Des fillettes de 10 ans se font traiter de putes sur le web. Des étudiantes sont harcelées au point de craindre pour leur sécurité. Chez nous. Imaginez celles qui font un métier public !

On en parle davantage depuis quelques jours parce que la vice-première ministre Chrystia Freeland a été intimidée par un homme en Alberta, parce que celui qui a menacé Marwah Rizqy a été mis en liberté, parce que le documentaire de Léa Clermont-Dion et Guylaine Maroist a été présenté à des journalistes.

Le phénomène, évidemment, n’est pas nouveau. On s’attaque aux femmes, en les réduisant à leur corps ou à leur sexualité, avec des commentaires dégradants, sexistes et misogynes, depuis toujours. Ce qui est étonnant, c’est que plusieurs semblent tomber des nues chaque fois qu’il est question dans les médias de la cyberintimidation que subissent les femmes. Le courriel a pourtant été démocratisé il y a un quart de siècle.

Pourquoi tombe-t-on des nues ? Parce que les insultes misogynes sont constamment banalisées, en particulier par des hommes qui ne saisissent pas l’ampleur du gouffre qui les sépare des femmes. Je le mesure chaque fois que j’entends un homme prétendre que les insultes sont désormais le prix à payer pour prendre la parole en public. C’est faux. Le prix n’est pas le même pour les hommes et pour les femmes.
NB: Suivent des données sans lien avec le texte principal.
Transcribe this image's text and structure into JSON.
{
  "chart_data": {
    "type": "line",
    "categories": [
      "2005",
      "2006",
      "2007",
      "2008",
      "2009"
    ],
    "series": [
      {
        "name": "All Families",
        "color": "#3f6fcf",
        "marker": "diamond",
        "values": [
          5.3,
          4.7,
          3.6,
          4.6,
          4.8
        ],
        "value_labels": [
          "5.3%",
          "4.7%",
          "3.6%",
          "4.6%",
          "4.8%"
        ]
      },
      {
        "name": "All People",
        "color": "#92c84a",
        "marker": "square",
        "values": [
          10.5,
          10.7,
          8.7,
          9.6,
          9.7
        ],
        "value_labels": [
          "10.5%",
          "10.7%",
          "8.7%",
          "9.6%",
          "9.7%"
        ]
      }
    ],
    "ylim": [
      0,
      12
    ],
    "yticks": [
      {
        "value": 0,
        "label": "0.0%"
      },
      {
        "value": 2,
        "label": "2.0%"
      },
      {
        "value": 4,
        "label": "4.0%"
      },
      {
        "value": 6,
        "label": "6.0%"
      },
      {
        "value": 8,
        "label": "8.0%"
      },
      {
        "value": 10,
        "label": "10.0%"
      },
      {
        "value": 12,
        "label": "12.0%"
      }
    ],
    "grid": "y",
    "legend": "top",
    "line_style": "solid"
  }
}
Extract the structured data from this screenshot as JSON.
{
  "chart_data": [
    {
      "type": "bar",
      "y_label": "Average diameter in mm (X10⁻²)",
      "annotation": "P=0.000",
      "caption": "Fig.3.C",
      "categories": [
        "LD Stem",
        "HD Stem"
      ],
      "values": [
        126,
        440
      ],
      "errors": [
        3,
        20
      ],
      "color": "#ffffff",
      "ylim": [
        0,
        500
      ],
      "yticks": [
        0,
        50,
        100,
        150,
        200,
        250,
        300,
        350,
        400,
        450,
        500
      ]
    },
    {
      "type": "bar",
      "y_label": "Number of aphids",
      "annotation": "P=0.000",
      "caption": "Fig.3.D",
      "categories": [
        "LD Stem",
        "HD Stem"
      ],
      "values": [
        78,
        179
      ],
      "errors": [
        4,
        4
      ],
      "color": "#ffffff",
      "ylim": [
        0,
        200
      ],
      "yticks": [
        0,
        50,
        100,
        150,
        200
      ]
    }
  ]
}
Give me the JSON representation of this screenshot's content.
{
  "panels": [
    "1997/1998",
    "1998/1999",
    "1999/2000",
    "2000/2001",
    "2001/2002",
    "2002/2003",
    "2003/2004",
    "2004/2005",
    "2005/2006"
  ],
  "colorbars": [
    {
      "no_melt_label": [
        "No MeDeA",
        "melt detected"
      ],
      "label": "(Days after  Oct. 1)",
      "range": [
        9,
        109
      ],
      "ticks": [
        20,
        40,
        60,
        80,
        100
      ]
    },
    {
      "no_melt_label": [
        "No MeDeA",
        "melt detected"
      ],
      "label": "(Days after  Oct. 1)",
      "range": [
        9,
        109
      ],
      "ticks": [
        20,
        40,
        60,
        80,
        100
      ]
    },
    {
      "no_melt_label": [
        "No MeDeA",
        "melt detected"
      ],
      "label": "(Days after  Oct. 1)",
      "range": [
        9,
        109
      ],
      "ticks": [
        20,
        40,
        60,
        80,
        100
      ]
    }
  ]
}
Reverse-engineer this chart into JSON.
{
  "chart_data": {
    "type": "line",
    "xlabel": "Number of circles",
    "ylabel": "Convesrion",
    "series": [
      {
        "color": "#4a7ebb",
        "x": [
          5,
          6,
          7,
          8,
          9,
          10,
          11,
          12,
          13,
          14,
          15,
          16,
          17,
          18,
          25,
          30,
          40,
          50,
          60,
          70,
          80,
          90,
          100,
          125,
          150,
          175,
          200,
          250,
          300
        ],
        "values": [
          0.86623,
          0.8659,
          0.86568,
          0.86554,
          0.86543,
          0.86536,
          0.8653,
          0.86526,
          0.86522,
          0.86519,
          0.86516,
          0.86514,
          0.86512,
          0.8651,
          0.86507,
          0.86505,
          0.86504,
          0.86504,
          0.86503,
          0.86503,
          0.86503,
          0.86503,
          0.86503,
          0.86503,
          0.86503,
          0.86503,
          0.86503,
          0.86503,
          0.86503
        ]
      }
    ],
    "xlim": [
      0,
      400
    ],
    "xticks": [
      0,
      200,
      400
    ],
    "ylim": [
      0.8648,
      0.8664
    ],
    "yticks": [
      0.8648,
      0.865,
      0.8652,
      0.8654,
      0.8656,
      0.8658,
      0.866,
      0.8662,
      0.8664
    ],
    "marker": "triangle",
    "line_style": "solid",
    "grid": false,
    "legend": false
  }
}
Je suis chroniqueur depuis plus de 20 ans. Pratiquement tous les jours, sur les réseaux sociaux ou sur le web, je reçois des insultes. Certaines me font rire, d’autres moins. J’ai reçu mon lot de menaces, j’ai dû me plaindre à la police.

Mais les insultes que je reçois sont un jet d’eau comparées au torrent de haine qui se déverse quotidiennement sur mes consœurs. Pour une politicienne racisée comme Marwah Rizqy ou Kiah Morris, c’est encore pire.

Dire que c’est du pareil au même pour les hommes et les femmes, c’est porter des œillères et nier la réalité. Peu d’hommes se font menacer d’être violés. Peu d’hommes ont peur de marcher dans la rue, même après avoir reçu des insultes. Peu d’hommes blancs se font constamment dire de retourner d’où ils viennent.

En 2016, la députée britannique Jo Cox a été assassinée par un suprémaciste blanc. L’extrême droite, que l’on refuse trop souvent de nommer au Québec, existe. Et pas seulement sur le web. N’attendons pas qu’il soit trop tard pour réagir.